Managing Discomfort During the Taper
Even with a well-paced taper, you may notice some discomfort after each dose reduction. The most common symptoms include sweating, chills, trouble sleeping, anxiety, muscle aches, stomach cramps, and diarrhea. These tend to be mild if reductions are small and spaced far enough apart, and they usually settle within a week or two at each new dose.
Several non-opioid medications can help with specific symptoms during the process. Clonidine, a blood pressure medication, is one of the most commonly used. It helps with sweating, chills, anxiety, insomnia, and stomach cramps. Your prescriber may also suggest medications for sleep or for specific symptoms like diarrhea or nausea. Staying well hydrated matters more than people expect during this process. Aim for two to three liters of water per day, since sweating and digestive symptoms can cause real fluid loss. B vitamins and vitamin C supplements can also help support recovery.
The Injectable Route
Extended-release buprenorphine injections (brand names Sublocade and Buvidal) offer a different path. These monthly injections create a depot of medication under the skin that releases slowly over weeks. When you stop the injections, your buprenorphine blood levels decline gradually on their own over the following weeks, essentially creating an automatic taper.
The monthly injectable formulation has a terminal half-life of 19 to 25 days, meaning it takes that long for levels to drop by half. Case reports have documented people stopping the injections after four to eleven months of treatment with minimal to no withdrawal symptoms. In a recent observational study, participants who received their last injection experienced only mild withdrawal, with symptoms peaking between five and eight weeks after the final dose. This approach removes the psychological difficulty of making each dose reduction yourself, though it’s not the right fit for everyone and requires a conversation with your prescriber.
What Affects Your Timeline
Several factors shape how long your taper should take and how it will feel. The most important ones are your current dose, how long you’ve been on buprenorphine, and your history with opioid use before starting treatment.
Someone tapering from 16 mg after years of treatment has a longer road than someone coming down from 4 mg after a few months. ASAM guidelines describe the taper as something accomplished “over several months” and recommend continued monitoring even after you’ve fully stopped. That monitoring period matters because the risk of relapse is highest in the weeks and months after discontinuation, not during the taper itself.

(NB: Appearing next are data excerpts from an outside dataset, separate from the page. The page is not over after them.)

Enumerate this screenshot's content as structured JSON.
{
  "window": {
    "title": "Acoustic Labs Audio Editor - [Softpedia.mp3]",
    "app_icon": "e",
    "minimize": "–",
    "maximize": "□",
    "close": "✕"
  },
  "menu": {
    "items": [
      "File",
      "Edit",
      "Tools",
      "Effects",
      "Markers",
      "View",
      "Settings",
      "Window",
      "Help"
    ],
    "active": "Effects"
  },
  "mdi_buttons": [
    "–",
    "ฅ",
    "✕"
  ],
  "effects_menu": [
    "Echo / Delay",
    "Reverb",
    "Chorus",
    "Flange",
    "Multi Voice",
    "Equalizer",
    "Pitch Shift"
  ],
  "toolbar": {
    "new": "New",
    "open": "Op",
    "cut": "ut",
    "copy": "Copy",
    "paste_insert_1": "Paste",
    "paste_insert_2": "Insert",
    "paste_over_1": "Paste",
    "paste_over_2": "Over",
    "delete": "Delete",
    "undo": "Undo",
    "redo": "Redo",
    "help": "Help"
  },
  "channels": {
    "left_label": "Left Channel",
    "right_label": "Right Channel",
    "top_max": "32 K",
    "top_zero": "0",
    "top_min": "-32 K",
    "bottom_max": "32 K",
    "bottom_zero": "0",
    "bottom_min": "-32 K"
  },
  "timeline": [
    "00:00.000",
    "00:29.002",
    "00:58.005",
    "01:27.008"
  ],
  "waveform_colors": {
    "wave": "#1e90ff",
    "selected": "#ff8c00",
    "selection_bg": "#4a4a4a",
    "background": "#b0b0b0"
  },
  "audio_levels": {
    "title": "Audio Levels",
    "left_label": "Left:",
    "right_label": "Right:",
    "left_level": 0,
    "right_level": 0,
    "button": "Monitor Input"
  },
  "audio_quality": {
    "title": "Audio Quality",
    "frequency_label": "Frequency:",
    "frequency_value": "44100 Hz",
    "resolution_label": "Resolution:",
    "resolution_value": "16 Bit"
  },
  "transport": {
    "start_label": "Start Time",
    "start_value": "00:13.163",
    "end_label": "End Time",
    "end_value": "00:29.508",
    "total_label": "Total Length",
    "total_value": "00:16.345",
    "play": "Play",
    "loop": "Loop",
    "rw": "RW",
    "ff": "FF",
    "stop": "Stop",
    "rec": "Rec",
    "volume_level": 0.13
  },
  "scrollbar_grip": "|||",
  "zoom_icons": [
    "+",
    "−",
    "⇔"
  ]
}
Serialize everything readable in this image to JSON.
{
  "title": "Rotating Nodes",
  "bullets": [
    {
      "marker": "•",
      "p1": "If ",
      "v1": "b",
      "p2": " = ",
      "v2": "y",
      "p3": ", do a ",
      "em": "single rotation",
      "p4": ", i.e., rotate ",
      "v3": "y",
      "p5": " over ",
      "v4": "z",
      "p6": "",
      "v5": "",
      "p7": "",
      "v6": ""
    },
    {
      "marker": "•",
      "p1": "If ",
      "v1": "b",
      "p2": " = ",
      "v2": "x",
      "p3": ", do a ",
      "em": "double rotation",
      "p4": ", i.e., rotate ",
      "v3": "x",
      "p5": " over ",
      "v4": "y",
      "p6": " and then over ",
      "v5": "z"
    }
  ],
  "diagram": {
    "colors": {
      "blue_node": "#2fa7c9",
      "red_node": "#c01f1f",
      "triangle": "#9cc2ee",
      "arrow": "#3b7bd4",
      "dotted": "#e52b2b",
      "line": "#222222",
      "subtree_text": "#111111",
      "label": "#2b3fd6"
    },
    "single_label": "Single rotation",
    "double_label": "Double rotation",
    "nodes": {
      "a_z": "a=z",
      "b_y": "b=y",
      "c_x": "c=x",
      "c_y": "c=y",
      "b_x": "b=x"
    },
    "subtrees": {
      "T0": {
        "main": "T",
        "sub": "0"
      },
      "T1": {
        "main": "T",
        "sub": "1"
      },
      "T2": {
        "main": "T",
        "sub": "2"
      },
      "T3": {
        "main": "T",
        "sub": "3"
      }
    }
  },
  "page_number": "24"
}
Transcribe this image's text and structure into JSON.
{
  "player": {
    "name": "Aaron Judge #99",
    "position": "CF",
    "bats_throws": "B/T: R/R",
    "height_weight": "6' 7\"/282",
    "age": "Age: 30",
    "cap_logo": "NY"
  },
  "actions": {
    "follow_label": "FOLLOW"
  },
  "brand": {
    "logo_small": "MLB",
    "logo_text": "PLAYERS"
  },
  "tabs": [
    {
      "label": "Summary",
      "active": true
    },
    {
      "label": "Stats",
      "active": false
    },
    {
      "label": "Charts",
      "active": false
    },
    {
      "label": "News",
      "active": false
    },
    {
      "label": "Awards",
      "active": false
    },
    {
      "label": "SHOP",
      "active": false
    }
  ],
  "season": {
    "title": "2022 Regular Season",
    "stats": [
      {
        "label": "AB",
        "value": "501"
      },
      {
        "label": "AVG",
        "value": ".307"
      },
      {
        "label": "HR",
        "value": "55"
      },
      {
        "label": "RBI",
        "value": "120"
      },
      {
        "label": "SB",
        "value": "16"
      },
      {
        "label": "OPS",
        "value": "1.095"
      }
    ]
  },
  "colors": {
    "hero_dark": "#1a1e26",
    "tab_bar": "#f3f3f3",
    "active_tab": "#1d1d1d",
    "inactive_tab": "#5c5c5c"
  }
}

How you respond to each reduction also matters. If a particular step down triggers significant discomfort or cravings, that’s useful information. You can hold at your current dose for longer before making the next cut, or make the next reduction smaller. A good taper isn’t a rigid schedule. It’s a flexible plan that adjusts based on how you’re actually doing. There’s no prize for finishing faster, and pausing or even temporarily reversing a reduction doesn’t mean the taper has failed.